I live near an illegal crossing along that same rail line at Hamline Avenue, which people use to get between the Bandana Square area of Energy Park and the Como Park neighborhood just to the north. There’s a fence there, but a hole has been cut in it for many years. It periodically gets repaired, but is opened up again just as quickly.

What is the right distance to have between crossings of a man-made or natural boundary—a highway, a rail line, or a river? You can go somewhat overboard, like with the old Milwaukee Road corridor in south Minneapolis, now the Midtown Greenway—that gets up to nearly 16 crossings per mile, or one for nearly every short side of a block. In St. Paul, city blocks are mostly oriented with their long sides running east-west, so the bridges over I-94 are roughly one every two blocks.

We can take a cue from the “desire paths” which cross the railroad tracks today: From visual inspection of the line on the ground and via my favorite mapping sites, it appears that they show up pretty consistently about every 1/2-mile. There are a few oddballs, like a path that has been cut immediately east of Snelling Avenue, but that’s partly there because everybody hates using the on-ramps to walk into and out of the Energy Park neighborhood. A spot like Snelling might only need to have some stairways cut into the existing embankments to make a safer crossing, while other places would need bridges or pedestrian underpasses. Those cost a few million dollars each, but with the federal government putting the value of a human life at $7 to $8 million, it’s pretty easy to argue in favor of adding new bridges rather than new fences as the best way to make living around railroad lines safer.

About Mike Hicks

Mike Hicks is a computer geek at heart, but has always had interests in transportation and urban planning. A longtime contributor to Wikipedia, he started a blog about trains and other transportation after realizing it had been two decades since he'd first heard about a potential high-speed rail line from Chicago to Minneapolis. Read more at http://hizeph400.blogspot.com/

5 thoughts on “Bridging highways and rail lines for safety

    1. Mike Hicks Post author

      Yep, that’s the one by my place. I’ll point out that there *is* a sidewalk most of the way between the two railroad tracks, but I only discovered it by staring at Google Maps. The first time I tried going north through Energy Park, I did exactly the same thing you did — cutting across parking lots and grassy embankments. It’s still amazing you found some curb cuts along that phantom path, though!

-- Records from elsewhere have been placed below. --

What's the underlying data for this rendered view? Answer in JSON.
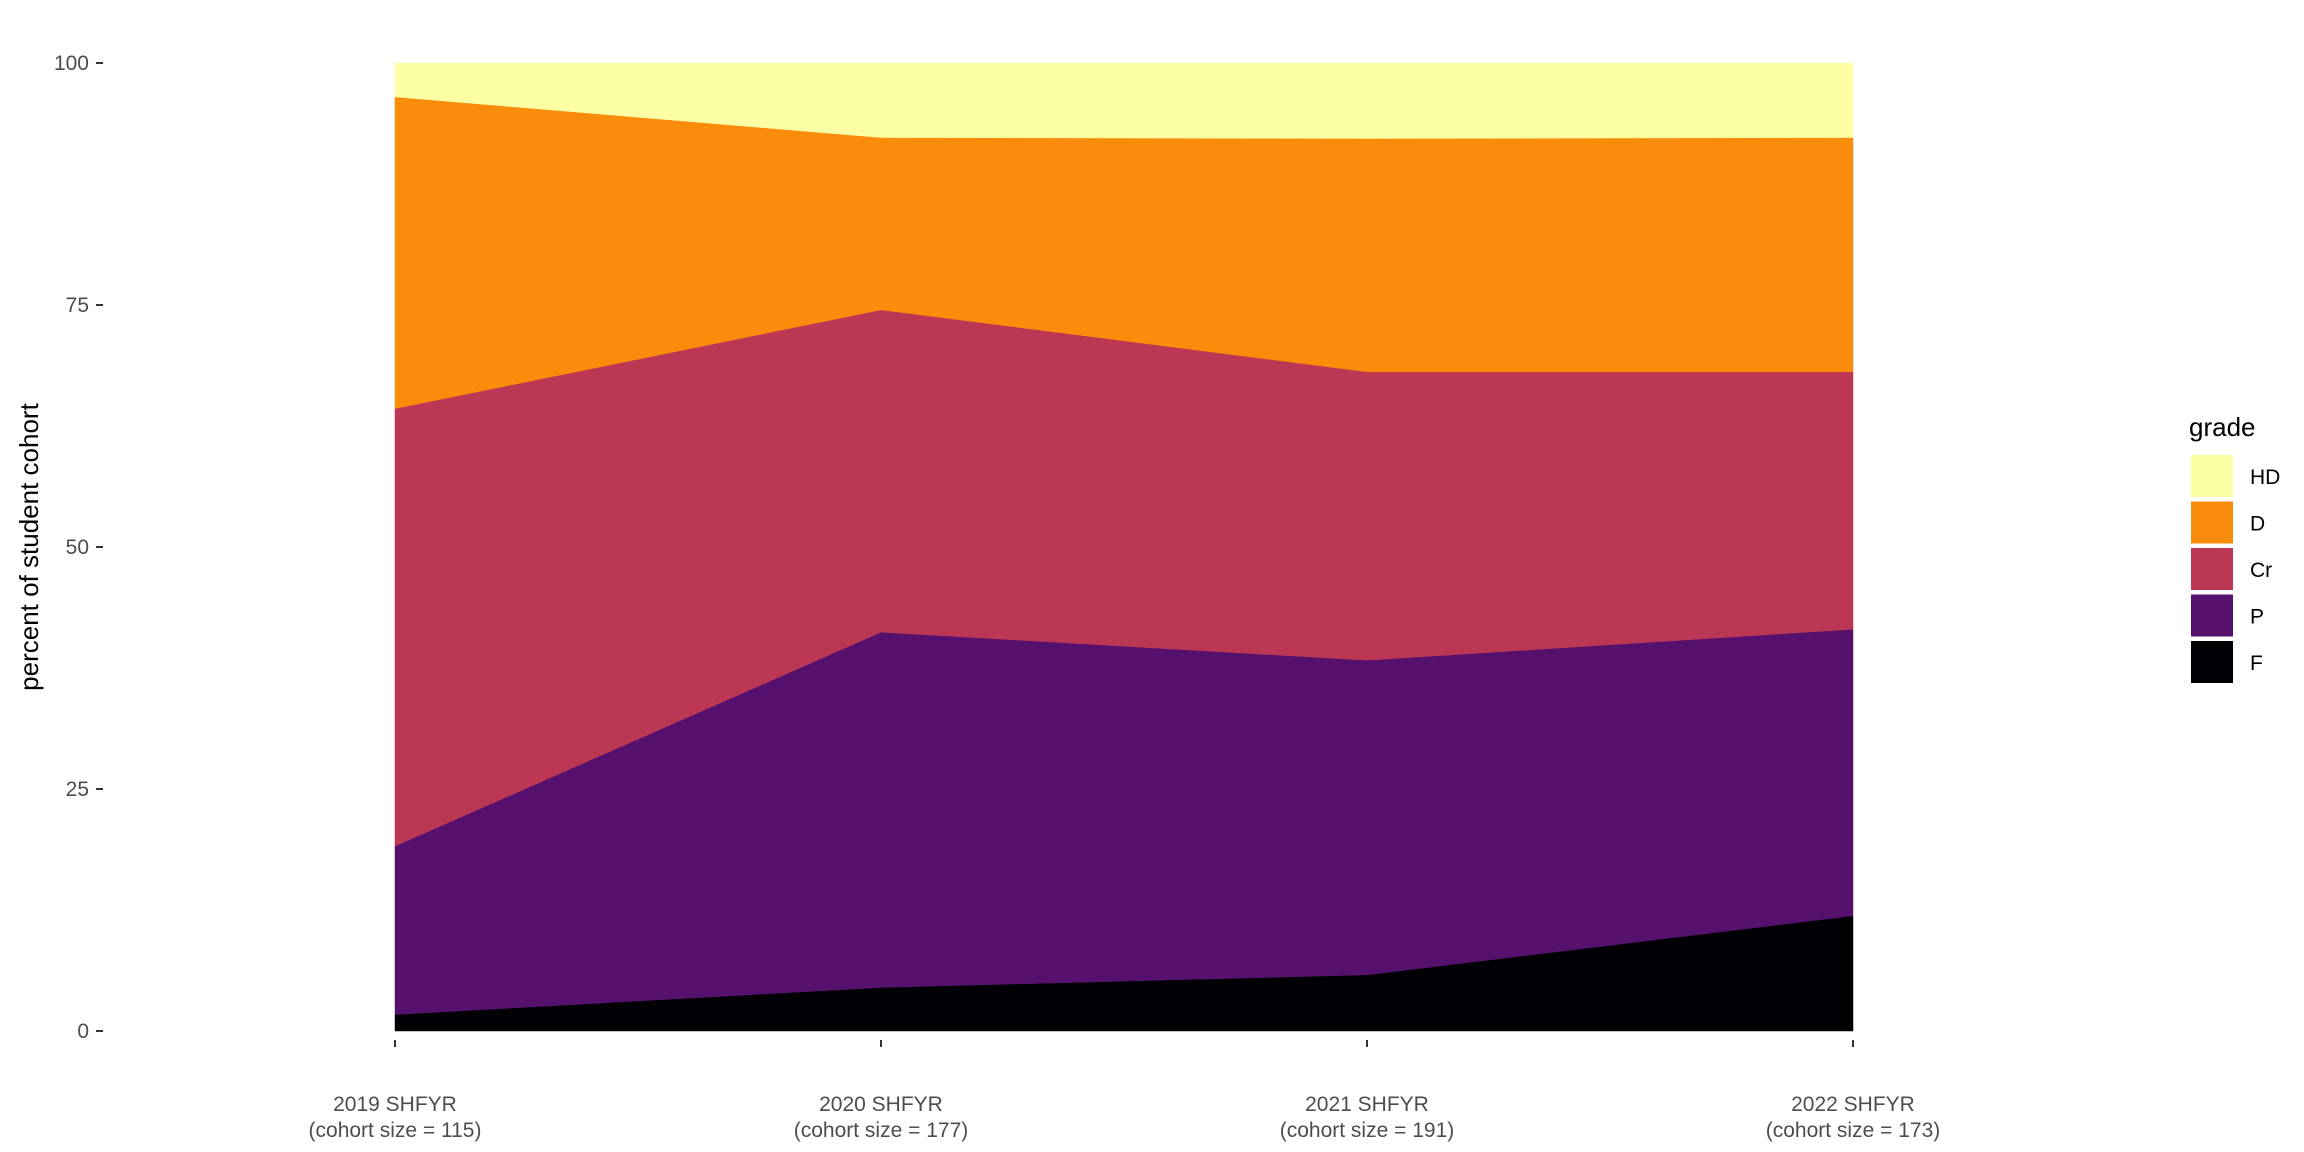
{
  "chart_data": {
    "type": "area",
    "stacked": true,
    "xlabel": "",
    "ylabel": "percent of student cohort",
    "ylim": [
      0,
      100
    ],
    "yticks": [
      0,
      25,
      50,
      75,
      100
    ],
    "grid": false,
    "legend_position": "right",
    "legend_title": "grade",
    "categories": [
      [
        "2019 SHFYR",
        "(cohort size = 115)"
      ],
      [
        "2020 SHFYR",
        "(cohort size = 177)"
      ],
      [
        "2021 SHFYR",
        "(cohort size = 191)"
      ],
      [
        "2022 SHFYR",
        "(cohort size = 173)"
      ]
    ],
    "series": [
      {
        "name": "F",
        "color": "#000004",
        "values": [
          1.7,
          4.5,
          5.8,
          11.9
        ]
      },
      {
        "name": "P",
        "color": "#56106e",
        "values": [
          17.4,
          36.7,
          32.5,
          29.6
        ]
      },
      {
        "name": "Cr",
        "color": "#bb3754",
        "values": [
          45.2,
          33.3,
          29.8,
          26.6
        ]
      },
      {
        "name": "D",
        "color": "#f98c0a",
        "values": [
          32.2,
          17.8,
          24.1,
          24.2
        ]
      },
      {
        "name": "HD",
        "color": "#fcffa4",
        "values": [
          3.5,
          7.7,
          7.8,
          7.7
        ]
      }
    ],
    "legend_order": [
      "HD",
      "D",
      "Cr",
      "P",
      "F"
    ]
  }
}
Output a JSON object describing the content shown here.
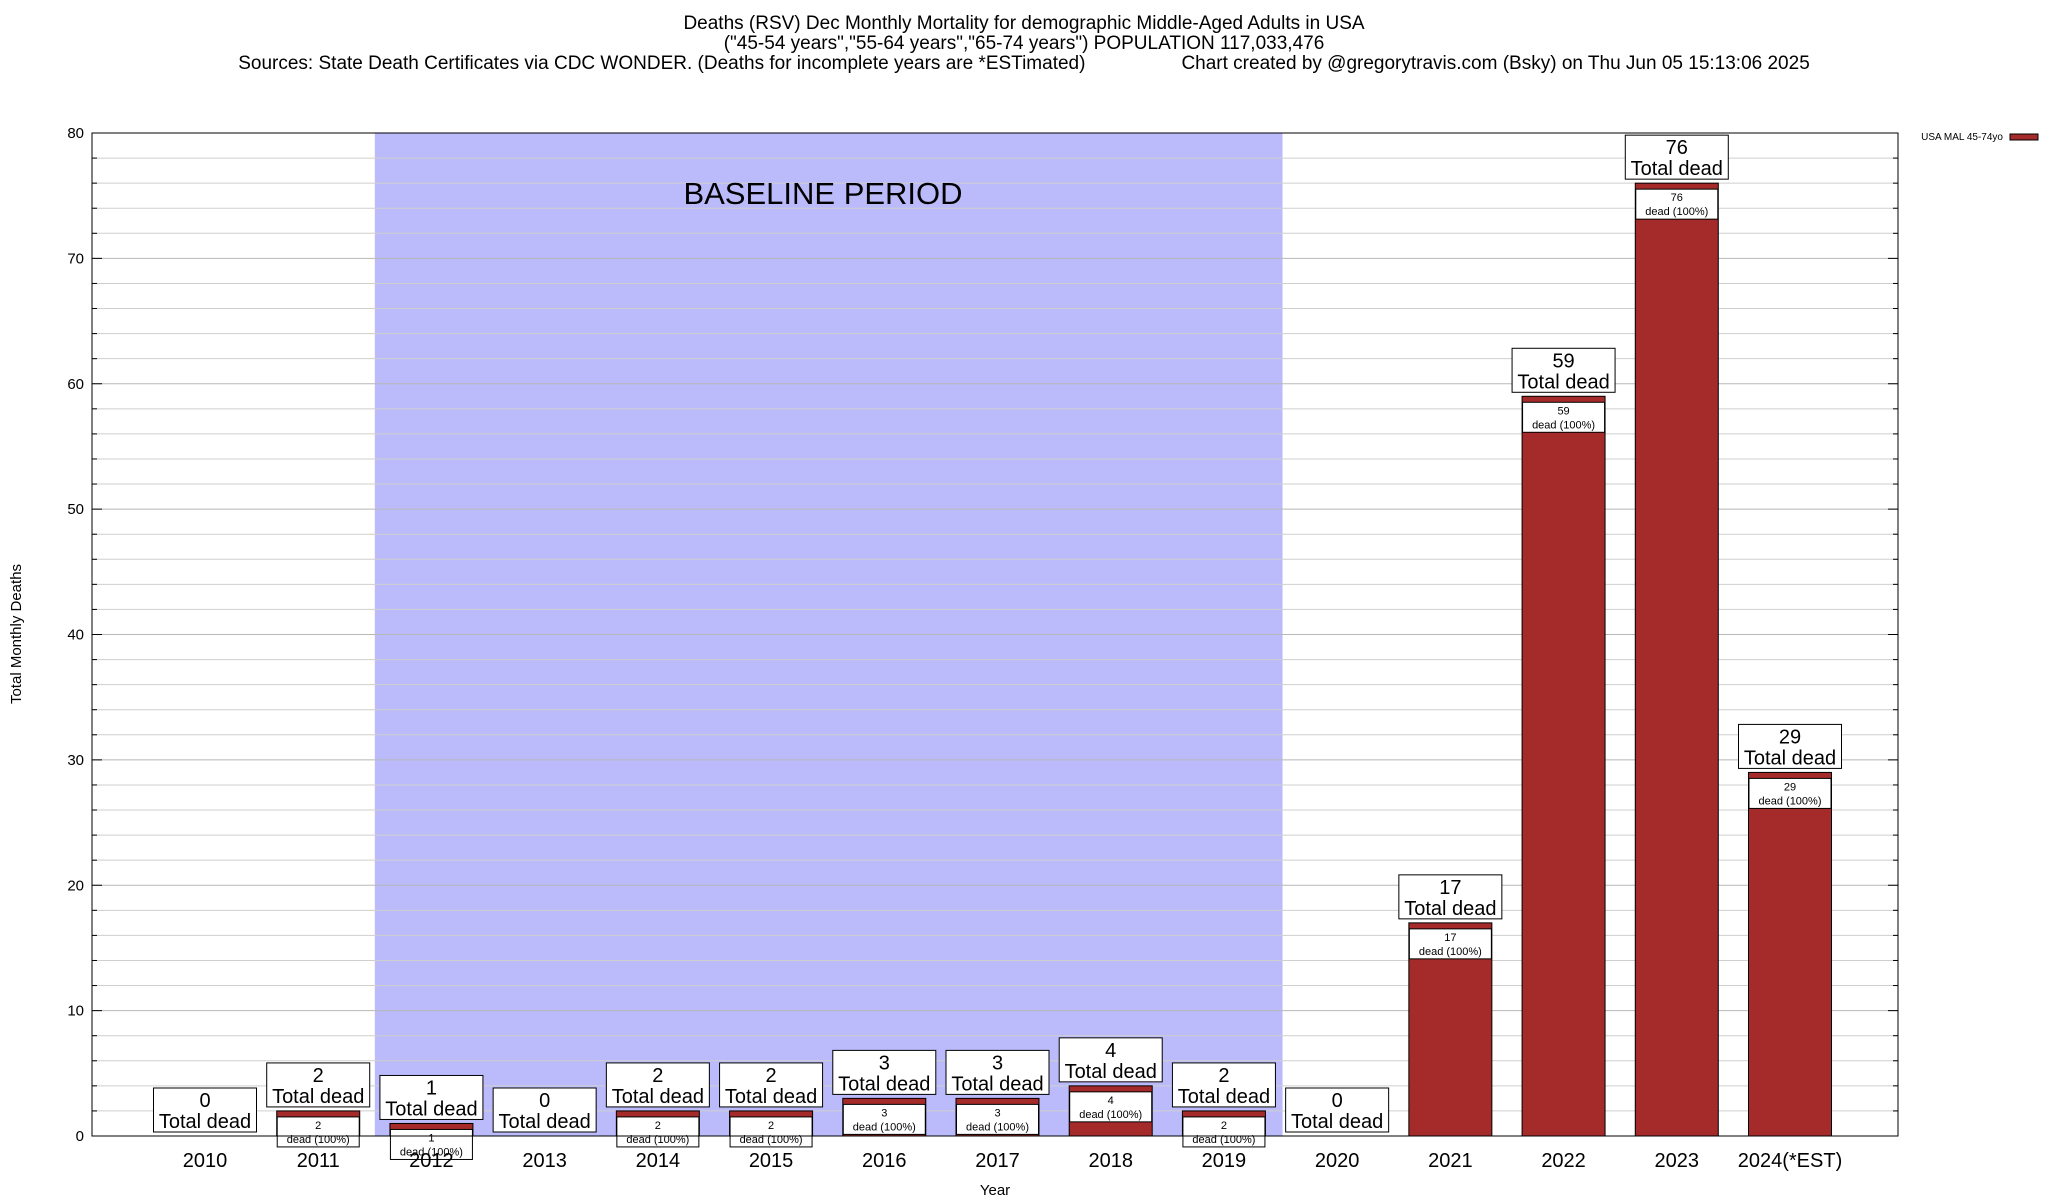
{
  "titles": {
    "line1": "Deaths (RSV) Dec Monthly Mortality for demographic Middle-Aged Adults in USA",
    "line2": "(\"45-54 years\",\"55-64 years\",\"65-74 years\") POPULATION 117,033,476",
    "line3_left": "Sources: State Death Certificates via CDC WONDER. (Deaths for incomplete years are *ESTimated)",
    "line3_right": "Chart created by @gregorytravis.com (Bsky) on Thu Jun 05 15:13:06 2025"
  },
  "chart_data": {
    "type": "bar",
    "xlabel": "Year",
    "ylabel": "Total Monthly Deaths",
    "ylim": [
      0,
      80
    ],
    "y_ticks": [
      0,
      10,
      20,
      30,
      40,
      50,
      60,
      70,
      80
    ],
    "grid": true,
    "categories": [
      "2010",
      "2011",
      "2012",
      "2013",
      "2014",
      "2015",
      "2016",
      "2017",
      "2018",
      "2019",
      "2020",
      "2021",
      "2022",
      "2023",
      "2024(*EST)"
    ],
    "series": [
      {
        "name": "USA MAL 45-74yo",
        "color": "#a52a2a",
        "values": [
          0,
          2,
          1,
          0,
          2,
          2,
          3,
          3,
          4,
          2,
          0,
          17,
          59,
          76,
          29
        ]
      }
    ],
    "bar_label_text": "Total dead",
    "inner_label_text": "dead (100%)",
    "annotation": {
      "text": "BASELINE PERIOD",
      "from": "2012",
      "to": "2019",
      "color": "#bbbbfb"
    },
    "legend": {
      "placement": "top-right",
      "entries": [
        "USA MAL 45-74yo"
      ]
    }
  }
}
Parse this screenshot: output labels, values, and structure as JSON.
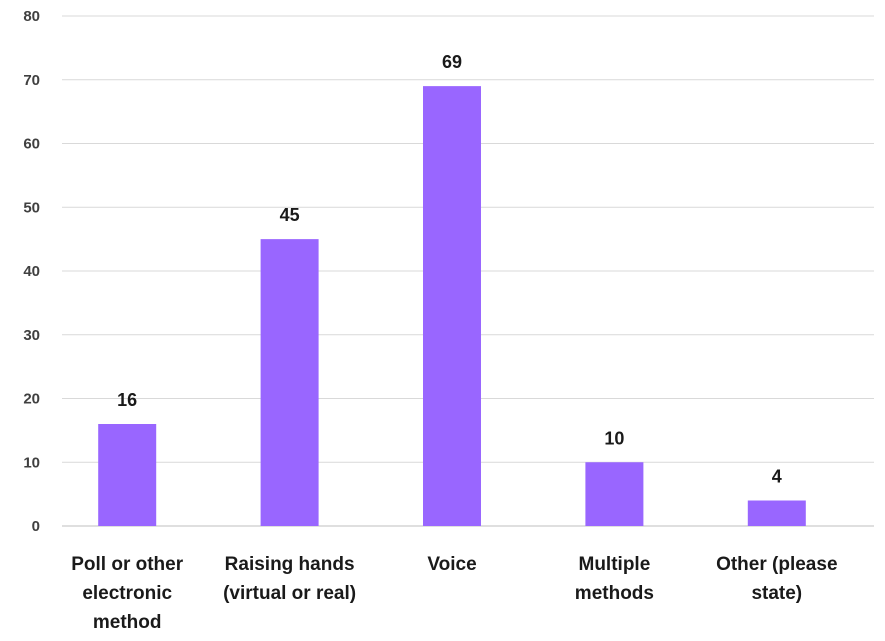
{
  "chart_data": {
    "type": "bar",
    "categories": [
      [
        "Poll or other",
        "electronic",
        "method"
      ],
      [
        "Raising hands",
        "(virtual or real)"
      ],
      [
        "Voice"
      ],
      [
        "Multiple",
        "methods"
      ],
      [
        "Other (please",
        "state)"
      ]
    ],
    "values": [
      16,
      45,
      69,
      10,
      4
    ],
    "ylim": [
      0,
      80
    ],
    "yticks": [
      0,
      10,
      20,
      30,
      40,
      50,
      60,
      70,
      80
    ],
    "grid": true,
    "bar_color": "#9966ff"
  }
}
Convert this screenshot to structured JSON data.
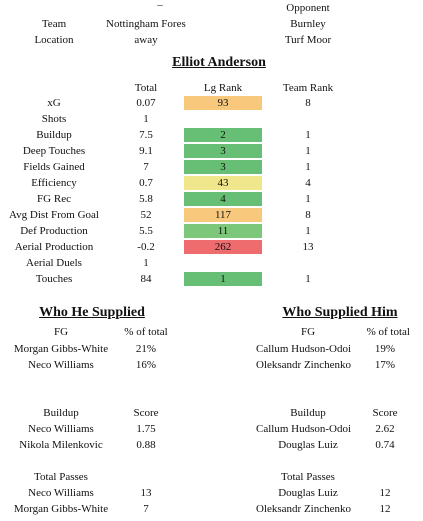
{
  "header": {
    "top_partial": [
      "",
      "_",
      "Opponent"
    ],
    "rows": [
      {
        "label": "Team",
        "values": [
          "Nottingham Forest",
          "Burnley"
        ]
      },
      {
        "label": "Location",
        "values": [
          "away",
          "Turf Moor"
        ]
      }
    ]
  },
  "player": {
    "name": "Elliot Anderson"
  },
  "stats": {
    "columns": [
      "Total",
      "Lg Rank",
      "Team Rank"
    ],
    "rows": [
      {
        "label": "xG",
        "total": "0.07",
        "lg_rank": "93",
        "team_rank": "8",
        "color": "#f8c97d"
      },
      {
        "label": "Shots",
        "total": "1",
        "lg_rank": "",
        "team_rank": "",
        "color": ""
      },
      {
        "label": "Buildup",
        "total": "7.5",
        "lg_rank": "2",
        "team_rank": "1",
        "color": "#66bf75"
      },
      {
        "label": "Deep Touches",
        "total": "9.1",
        "lg_rank": "3",
        "team_rank": "1",
        "color": "#66bf75"
      },
      {
        "label": "Fields Gained",
        "total": "7",
        "lg_rank": "3",
        "team_rank": "1",
        "color": "#66bf75"
      },
      {
        "label": "Efficiency",
        "total": "0.7",
        "lg_rank": "43",
        "team_rank": "4",
        "color": "#f0e68c"
      },
      {
        "label": "FG Rec",
        "total": "5.8",
        "lg_rank": "4",
        "team_rank": "1",
        "color": "#66bf75"
      },
      {
        "label": "Avg Dist From Goal",
        "total": "52",
        "lg_rank": "117",
        "team_rank": "8",
        "color": "#f8c97d"
      },
      {
        "label": "Def Production",
        "total": "5.5",
        "lg_rank": "11",
        "team_rank": "1",
        "color": "#7dc77b"
      },
      {
        "label": "Aerial Production",
        "total": "-0.2",
        "lg_rank": "262",
        "team_rank": "13",
        "color": "#ee6b6e"
      },
      {
        "label": "Aerial Duels",
        "total": "1",
        "lg_rank": "",
        "team_rank": "",
        "color": ""
      },
      {
        "label": "Touches",
        "total": "84",
        "lg_rank": "1",
        "team_rank": "1",
        "color": "#66bf75"
      }
    ]
  },
  "supplied": {
    "title": "Who He Supplied",
    "fg": {
      "col1": "FG",
      "col2": "% of total",
      "rows": [
        {
          "name": "Morgan Gibbs-White",
          "value": "21%"
        },
        {
          "name": "Neco Williams",
          "value": "16%"
        }
      ]
    },
    "buildup": {
      "col1": "Buildup",
      "col2": "Score",
      "rows": [
        {
          "name": "Neco Williams",
          "value": "1.75"
        },
        {
          "name": "Nikola Milenkovic",
          "value": "0.88"
        }
      ]
    },
    "passes": {
      "col1": "Total Passes",
      "col2": "",
      "rows": [
        {
          "name": "Neco Williams",
          "value": "13"
        },
        {
          "name": "Morgan Gibbs-White",
          "value": "7"
        }
      ]
    }
  },
  "supplied_him": {
    "title": "Who Supplied Him",
    "fg": {
      "col1": "FG",
      "col2": "% of total",
      "rows": [
        {
          "name": "Callum Hudson-Odoi",
          "value": "19%"
        },
        {
          "name": "Oleksandr Zinchenko",
          "value": "17%"
        }
      ]
    },
    "buildup": {
      "col1": "Buildup",
      "col2": "Score",
      "rows": [
        {
          "name": "Callum Hudson-Odoi",
          "value": "2.62"
        },
        {
          "name": "Douglas Luiz",
          "value": "0.74"
        }
      ]
    },
    "passes": {
      "col1": "Total Passes",
      "col2": "",
      "rows": [
        {
          "name": "Douglas Luiz",
          "value": "12"
        },
        {
          "name": "Oleksandr Zinchenko",
          "value": "12"
        }
      ]
    }
  }
}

      Here’s a map of the “right” way to go: http://goo.gl/maps/nWIZ4

      Bandana Square has a mostly-useless skyway linking the main building to a parking lot to the north, and I wonder if they had intended for that to eventually go across the railroad tracks — that sure would make it easy to add a Northstar-style train station someday.

  1. Andrew

    I completely agree Mike. Trying to bike over the rail lines is even more annoying since you pretty have to take a legal route (dragging a bike over a rail yard truly sucks).

  2. Payton

    As with rapid-transit stop spacing, half a mile ensures that nobody along the corridor is more than 1/4 mile (5 minutes) from a crossing.

  3. Nathanael

    There are sections of the railway line where’s it’s always going to be impractical to build frequent bridges: the sections with the railyards, mostly west of Snelling. There are always likely to be extra tracks there; so the bridges have to be very, very long, and that makes them very, very expensive.

    However, it should certainly be possible to have more frequent bridges in the areas where it’s just a couple of tracks.

    And improving the pedestrian connections to the Snelling Bridge is a real no-brainer. Although in retrospect I can only describe the Energy Park developments as a mistake; the land between the Great Northern and Northern Pacific railroad lines is really best suited for railroad-related purposes.

    I should note that your map is incomplete: Chatsworth St. connects under the tracks, and appears to have sidewalks.